Perseguido aquí por sus ideas políticas (estaba afiliado al Partido Comunista), como Osvaldo Pugliese y Atahualpa Yupanqui, asumió la dirección de la orquesta de la gran bailarina Katherine Dunham y su ballet, y recorrió el mundo, incorporando ritmos latinoamericanos como el frevo a su repertorio.
Compuso la música de la película Mambo (1953), protagonizada por Katherine Dunhan y Vittorio Gassman. En su agitada vida, conoció a Charles Chaplin, dirigió el sello infantil Calesita, hizo sets de solo piano, fue elegido Presidente del Sindicato Argentino de Músicos y tuvo entre sus fans a la vedette Nélida Roca. A partir de los 60, se dedicó a representar artistas y fue productor de Mercedes Sosa.

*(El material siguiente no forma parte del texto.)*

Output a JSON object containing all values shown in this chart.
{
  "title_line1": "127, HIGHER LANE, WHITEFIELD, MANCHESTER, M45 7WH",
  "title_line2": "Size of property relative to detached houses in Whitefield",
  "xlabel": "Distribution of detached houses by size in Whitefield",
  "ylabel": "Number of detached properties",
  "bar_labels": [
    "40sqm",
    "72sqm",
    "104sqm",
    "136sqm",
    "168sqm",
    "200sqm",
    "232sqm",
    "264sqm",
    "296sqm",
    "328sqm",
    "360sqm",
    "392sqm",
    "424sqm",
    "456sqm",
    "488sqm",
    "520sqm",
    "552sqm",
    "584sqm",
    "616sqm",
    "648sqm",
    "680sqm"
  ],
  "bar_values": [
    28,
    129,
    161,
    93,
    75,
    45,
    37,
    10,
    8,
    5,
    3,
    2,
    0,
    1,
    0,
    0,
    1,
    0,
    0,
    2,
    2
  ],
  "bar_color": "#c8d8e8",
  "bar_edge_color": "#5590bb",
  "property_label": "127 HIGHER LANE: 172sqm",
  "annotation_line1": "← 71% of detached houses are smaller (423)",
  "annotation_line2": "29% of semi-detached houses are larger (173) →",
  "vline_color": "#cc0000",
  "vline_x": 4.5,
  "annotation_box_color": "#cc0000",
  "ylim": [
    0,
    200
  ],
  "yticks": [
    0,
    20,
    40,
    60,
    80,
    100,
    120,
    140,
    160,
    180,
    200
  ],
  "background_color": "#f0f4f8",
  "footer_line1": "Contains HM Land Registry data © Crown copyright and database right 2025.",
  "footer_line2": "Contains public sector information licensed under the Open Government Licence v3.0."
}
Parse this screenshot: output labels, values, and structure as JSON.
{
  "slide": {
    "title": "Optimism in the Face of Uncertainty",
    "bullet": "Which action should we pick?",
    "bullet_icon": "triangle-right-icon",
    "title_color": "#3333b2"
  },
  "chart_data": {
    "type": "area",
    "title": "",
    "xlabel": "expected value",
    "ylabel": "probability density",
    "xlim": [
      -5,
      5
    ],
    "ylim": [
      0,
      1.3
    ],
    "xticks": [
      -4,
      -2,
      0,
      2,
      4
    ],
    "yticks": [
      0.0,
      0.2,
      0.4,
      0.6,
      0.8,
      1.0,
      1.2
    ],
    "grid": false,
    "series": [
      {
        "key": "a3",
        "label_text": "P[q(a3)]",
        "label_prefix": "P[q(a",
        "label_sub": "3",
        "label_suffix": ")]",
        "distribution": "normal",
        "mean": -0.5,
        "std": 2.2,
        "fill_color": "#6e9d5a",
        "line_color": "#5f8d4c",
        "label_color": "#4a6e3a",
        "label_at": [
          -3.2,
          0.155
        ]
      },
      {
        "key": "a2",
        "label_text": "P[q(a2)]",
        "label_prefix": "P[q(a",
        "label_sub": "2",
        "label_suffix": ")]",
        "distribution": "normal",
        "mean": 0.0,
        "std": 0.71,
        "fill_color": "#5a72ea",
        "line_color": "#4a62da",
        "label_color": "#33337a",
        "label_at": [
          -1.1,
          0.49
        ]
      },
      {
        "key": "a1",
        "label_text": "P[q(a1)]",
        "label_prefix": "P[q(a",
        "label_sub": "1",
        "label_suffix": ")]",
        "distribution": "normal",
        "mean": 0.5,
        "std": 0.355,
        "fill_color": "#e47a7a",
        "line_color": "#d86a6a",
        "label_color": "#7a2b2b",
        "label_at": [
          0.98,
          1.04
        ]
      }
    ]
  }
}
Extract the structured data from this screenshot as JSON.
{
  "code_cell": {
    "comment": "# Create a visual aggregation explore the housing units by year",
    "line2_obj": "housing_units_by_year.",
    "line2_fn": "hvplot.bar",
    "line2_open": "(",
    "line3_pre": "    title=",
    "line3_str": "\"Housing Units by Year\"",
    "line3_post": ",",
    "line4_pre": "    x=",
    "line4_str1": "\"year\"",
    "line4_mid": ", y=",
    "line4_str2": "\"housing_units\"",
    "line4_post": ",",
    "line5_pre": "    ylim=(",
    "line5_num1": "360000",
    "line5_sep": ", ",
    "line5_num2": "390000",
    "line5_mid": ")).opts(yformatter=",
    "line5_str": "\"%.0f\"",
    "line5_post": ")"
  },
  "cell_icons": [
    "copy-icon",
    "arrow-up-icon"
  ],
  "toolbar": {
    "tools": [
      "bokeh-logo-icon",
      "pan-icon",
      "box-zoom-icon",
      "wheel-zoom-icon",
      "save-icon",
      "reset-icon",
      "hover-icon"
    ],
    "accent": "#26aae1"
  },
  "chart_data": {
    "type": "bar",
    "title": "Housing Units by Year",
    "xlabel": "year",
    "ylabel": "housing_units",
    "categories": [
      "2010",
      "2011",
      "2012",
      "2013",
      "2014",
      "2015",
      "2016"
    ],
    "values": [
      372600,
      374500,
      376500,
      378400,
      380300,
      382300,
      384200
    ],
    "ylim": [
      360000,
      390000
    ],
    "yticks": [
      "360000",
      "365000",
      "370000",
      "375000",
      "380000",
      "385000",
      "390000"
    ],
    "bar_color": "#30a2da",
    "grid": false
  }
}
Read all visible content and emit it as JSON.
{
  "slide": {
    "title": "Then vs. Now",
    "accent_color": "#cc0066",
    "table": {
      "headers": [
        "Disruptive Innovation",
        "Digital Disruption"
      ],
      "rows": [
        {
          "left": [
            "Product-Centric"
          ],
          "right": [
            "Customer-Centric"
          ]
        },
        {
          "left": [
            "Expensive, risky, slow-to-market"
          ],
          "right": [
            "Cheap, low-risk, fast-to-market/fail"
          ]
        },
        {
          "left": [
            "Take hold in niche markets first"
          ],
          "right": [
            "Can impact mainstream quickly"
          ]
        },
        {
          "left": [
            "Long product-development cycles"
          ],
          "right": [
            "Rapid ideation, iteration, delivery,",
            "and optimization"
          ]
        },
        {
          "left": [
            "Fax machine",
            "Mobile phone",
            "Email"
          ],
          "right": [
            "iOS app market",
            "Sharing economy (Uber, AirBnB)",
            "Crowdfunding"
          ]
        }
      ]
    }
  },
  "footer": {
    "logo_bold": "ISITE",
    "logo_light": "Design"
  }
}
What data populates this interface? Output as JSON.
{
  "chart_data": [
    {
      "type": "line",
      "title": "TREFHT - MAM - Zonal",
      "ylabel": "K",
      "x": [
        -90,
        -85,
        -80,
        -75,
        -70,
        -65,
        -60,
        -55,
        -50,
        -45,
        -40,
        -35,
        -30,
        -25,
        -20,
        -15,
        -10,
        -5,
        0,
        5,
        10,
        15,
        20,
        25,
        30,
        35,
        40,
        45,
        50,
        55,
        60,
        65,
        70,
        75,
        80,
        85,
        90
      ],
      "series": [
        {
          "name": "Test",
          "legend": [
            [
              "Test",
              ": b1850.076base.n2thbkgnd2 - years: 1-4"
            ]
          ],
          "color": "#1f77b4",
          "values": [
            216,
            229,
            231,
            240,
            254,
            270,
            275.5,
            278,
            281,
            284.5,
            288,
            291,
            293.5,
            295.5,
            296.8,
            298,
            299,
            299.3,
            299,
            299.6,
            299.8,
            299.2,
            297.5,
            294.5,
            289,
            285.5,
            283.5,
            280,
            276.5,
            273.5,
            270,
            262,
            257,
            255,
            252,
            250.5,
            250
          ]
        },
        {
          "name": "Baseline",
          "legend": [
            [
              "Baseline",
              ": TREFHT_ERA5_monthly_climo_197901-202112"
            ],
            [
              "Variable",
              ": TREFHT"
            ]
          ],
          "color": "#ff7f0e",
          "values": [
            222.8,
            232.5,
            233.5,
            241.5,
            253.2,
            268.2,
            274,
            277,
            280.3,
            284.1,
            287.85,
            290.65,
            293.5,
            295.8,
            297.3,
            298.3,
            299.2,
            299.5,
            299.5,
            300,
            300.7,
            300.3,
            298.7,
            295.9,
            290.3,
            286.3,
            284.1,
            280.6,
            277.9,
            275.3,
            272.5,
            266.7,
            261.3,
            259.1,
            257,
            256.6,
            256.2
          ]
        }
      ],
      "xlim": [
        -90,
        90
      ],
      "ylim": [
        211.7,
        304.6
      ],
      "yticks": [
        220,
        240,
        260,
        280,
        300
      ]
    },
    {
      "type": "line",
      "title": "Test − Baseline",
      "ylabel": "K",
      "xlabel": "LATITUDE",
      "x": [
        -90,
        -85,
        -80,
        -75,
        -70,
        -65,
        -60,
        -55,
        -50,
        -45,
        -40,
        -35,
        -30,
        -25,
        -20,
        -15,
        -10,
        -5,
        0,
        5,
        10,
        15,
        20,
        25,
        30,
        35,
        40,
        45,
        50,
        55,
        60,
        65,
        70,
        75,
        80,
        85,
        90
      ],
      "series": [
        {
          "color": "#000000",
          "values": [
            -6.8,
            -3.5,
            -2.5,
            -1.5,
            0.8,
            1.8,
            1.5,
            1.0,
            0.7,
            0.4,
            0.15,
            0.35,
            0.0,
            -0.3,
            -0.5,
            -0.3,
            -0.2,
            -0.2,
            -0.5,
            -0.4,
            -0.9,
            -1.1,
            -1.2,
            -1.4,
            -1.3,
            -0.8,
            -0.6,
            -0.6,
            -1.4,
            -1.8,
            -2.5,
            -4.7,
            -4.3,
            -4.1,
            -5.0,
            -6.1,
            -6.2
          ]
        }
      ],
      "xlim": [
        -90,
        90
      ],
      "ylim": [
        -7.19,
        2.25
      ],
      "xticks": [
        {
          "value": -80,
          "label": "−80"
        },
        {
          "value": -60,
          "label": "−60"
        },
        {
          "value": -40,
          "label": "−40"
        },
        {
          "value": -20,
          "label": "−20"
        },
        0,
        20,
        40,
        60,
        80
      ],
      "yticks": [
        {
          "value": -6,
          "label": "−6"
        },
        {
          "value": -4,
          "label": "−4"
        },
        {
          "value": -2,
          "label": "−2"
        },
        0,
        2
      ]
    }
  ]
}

Uno de sus últimos conciertos, en los 90, fue en el ciclo Jazzología, acompañado por el trompetista Fats Fernández. “Es la única filmación que tenemos de él tocando”, me contó Laura. “Yo tuve mucho vínculo con él. Cuando era chica, tomaba clases de piano cerca de su casa y practicábamos juntos. Para mí, era un placer”, me contó Laura, en la primera de muchas conversaciones musicales que tendremos de aquí en más.